Allowing assisted suicide/euthanasia doesn’t just send the message, ‘it’s better to be dead than sick or disabled’, it makes it ok – it validates the idea, reinforces it and human nature is such that once a law is passed, many will move without any deep reflection to accepting it. That widening of the attitude will make it seem more and more commonplace, and that is where the greatest dangers lie for disabled people – they will automatically be considered as appropriate subjects for consideration of assisted suicide/euthanasia and a number of people will think ‘that’s ok’. Some of the most chilling words in a long report full of them, from the Falconer ‘commission’, were the reported position of Dr Adrian Tookman:

…[who] did not give his opinion on the rights or wrongs of assisted dying but said, ‘Personally if society said it was the right thing to do, I would have no problem supporting my patients through that process.’

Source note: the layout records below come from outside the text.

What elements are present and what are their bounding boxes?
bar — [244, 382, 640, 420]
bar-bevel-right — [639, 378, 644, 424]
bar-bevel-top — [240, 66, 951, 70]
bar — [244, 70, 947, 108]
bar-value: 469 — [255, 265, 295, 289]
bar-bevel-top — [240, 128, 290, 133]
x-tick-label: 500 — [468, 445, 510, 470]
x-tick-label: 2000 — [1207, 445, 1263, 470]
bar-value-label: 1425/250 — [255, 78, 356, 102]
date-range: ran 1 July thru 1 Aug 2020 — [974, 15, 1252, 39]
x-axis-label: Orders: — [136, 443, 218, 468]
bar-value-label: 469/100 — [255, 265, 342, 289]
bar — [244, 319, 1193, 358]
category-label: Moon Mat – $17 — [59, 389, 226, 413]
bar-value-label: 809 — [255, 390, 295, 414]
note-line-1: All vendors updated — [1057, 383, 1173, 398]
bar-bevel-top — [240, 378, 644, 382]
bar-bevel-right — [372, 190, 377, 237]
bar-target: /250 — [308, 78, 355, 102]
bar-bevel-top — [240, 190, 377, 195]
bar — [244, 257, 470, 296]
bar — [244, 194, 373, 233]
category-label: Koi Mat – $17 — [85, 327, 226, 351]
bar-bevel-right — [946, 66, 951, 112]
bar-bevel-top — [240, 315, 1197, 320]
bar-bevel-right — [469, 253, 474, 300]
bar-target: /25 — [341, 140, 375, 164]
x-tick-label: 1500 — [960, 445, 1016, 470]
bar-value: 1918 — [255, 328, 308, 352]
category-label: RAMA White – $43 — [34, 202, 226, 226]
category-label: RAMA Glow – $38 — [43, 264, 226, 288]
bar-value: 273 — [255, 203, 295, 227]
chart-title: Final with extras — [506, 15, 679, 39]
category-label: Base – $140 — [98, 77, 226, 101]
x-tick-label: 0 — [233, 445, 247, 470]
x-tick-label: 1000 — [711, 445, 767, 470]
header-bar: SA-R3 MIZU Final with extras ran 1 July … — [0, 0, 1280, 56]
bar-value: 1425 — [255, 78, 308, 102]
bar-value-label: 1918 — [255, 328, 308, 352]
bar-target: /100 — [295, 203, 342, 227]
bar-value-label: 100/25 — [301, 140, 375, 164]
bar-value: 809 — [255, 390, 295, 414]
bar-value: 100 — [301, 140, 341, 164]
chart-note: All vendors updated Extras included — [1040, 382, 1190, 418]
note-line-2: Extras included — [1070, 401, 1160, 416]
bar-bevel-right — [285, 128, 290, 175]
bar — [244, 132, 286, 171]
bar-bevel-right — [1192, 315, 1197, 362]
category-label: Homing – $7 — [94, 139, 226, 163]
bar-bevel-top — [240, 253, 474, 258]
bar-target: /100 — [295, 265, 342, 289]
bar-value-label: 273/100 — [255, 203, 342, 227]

I so hope this is a misrepresentation of Dr Tookman’s actual position which I suspect is far more complex, but at face value, it shows just how easy it is for people to give over responsibility for thinking about deep moral questions like this one, to a nameless, faceless ‘society’. The fundamental shift we are speaking about takes many forms and this one would be common enough, no doubt, amongst people who have no direct contact or requirement to think deeply about the matter of assisted suicide/euthanasia. But if a doctor might take that stance, how many more lay people will do exactly the same?

Even if the word ‘society’ really referred to something tangible, it is the worst kind of lazy thinking to simply suggest that ‘I won’t take a moral position myself. I’ll let others decide my moral position and follow their lead if it gets into law.’ I find this so chilling especially because of the echoes of history which boom around it, which is why I hope it really is a misrepresentation.

 Not only does this put disabled or sick people at risk, it also changes their status as human beings while they are alive. At root of this way of thinking is the belief that some lives are not worth living, and that some people are entitled to make that judgement about the lives of others, and act upon it.

Non-disabled people, who have none of the lived experience of disabled people, find it too easy for them to view ‘so-called quality of life’ from their own perspective, treating life as a disabled person as a disaster, filled with suffering and frustration, as inferior, or as a burden on society. In fact, some disabled people also fall into this trap too.

It’s a form of the same trap that allows some people to say that society should prevent ‘defective’ people from having children. Or that anyone who can be considered by them, the non-disabled, as ‘a burden on society’, should be eliminated.

We are disabled people and we don’t agree:

  • All people should have equal rights and opportunities to live well and disabled people should have the right to all necessary support to do so, not live in fear of being eliminated/killed
  • Most disabled people enjoy living and despite the hard cases where some don’t that includes many people with locked-in syndrome
  • Many non-disabled people don’t enjoy living, but no-one is threatening them
  • The notion of measuring the ‘quality of a person’s life’ is nonsense and dangerous nonsense, especially when judged by those who consider themselves to have a life worth living by comparison to those others
  • Proper support should be the first option including the best palliative care available at the end of life
  • Medical prognosis about the expected term of the end of someone’s life is notoriously unreliable, and cannot be given accurate time-limits

There are many other reasons to go along with these….

 

To introduce a law to allow assisted suicide/euthanasia is to invite catastrophe and disabled people will be in the frontline. It is impossible that any who examines the evidence from Holland, Belgium, Oregon and all that has happened especially in our recent 20th century history, could be anything but clear about the dangers and particularly to disabled people.

(I don’t propose to rehearse all that evidence here – it is available online at the click of a button in many places.)

There are other big questions: some of them will be examined in later postings here on the Not Dead Yet UK website.